Certains fonds ont conclu un ruling avec le Service des décisions anticipées en matières fiscales, ce qui leur permet d’avoir la certitude que toutes les actions dans lesquelles ils investissent bénéficieront effectivement, et sans contestation possible, de la déduction à titre de RDT. “Un ruling n’est pas vraiment indispensable, affirme Gregory Swolfs. Le fonds investit autant que possible dans des actions de qualité, dont les dividendes pourraient bénéficier du régime RDT si elles étaient détenues directement. Il peut par contre être utile de s’assurer par ce biais de la qualité de certaines des actions visées.”
“Nous avons soumis à l’approbation de la commission de ruling un univers constitué de 96 holdings sis aux quatre coins du monde, précise Koen Hoffman (Value Square). Nous disposons donc d’une véritable sécurité juridique. Un holding comme Hal Trust, par exemple, ne fait pas partie de la liste, parce qu’il a son siège social sur l’île de Curaçao, laquelle est considérée comme un paradis fiscal. Il s’agit d’un univers restreint, mais qui pourrait s’élargir considérablement. Notre fonds investit par l’intermédiaire de 15 ou 20 holdings dans 200 entreprises actives dans toute une série de secteurs et de régions. Plus l’univers s’élargit, plus il est difficile de répondre entièrement aux conditions du RDT, et plus on est appelé à se tourner vers de grandes entreprises comme AB InBev.”

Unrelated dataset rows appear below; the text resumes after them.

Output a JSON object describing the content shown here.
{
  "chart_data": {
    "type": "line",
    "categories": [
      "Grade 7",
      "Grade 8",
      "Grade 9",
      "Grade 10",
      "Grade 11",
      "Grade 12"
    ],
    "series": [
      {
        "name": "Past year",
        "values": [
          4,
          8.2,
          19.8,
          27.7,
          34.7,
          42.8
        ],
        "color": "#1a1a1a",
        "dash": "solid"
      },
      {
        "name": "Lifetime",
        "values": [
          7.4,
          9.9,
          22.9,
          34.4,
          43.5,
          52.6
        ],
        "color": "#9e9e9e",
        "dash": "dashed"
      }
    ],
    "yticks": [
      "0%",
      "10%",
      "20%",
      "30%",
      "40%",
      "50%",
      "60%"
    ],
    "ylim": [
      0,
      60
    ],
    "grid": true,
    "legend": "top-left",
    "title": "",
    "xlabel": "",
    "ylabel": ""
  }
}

Pour des raisons de sécurité, la plupart des fonds RDT se concentrent sur l’Europe : l’administration fiscale considère presque automatiquement que les entreprises du Vieux Continent cotées sur un marché régulier européen paient suffisamment d’impôts. Les entreprises dans lesquelles les fonds RDT investissent doivent en effet s’acquitter d’un minimum d’impôts et ne peuvent être représentées dans des paradis fiscaux. Les fonds RDT ne sont pas autorisés à investir dans d’autres fonds d’investissement ou dans des sociétés immobilières réglementées (SIR), qui disposent d’ores et déjà d’un statut fiscal particulier.
Le gouvernement Michel a instauré en 2016 un impôt sur les plus-values qui frappe l’investisseur particulier qui revend ses actions dans les six mois. Cette taxe de spéculation ayant été jusqu’à réduire les recettes de la taxe sur les opérations de Bourse, elle a été supprimée au bout d’un an. Il est toutefois peu probable que l’impôt sur les plus-values qui vise les sociétés subisse le même sort ; de toute façon, les entrepreneurs prévoyants auront cédé avant la fin de l’année les actions qui réalisaient historiquement des plus-values, ou sorti à temps des capitaux de la société – des opérations sur lesquelles il n’est pas aisé de revenir.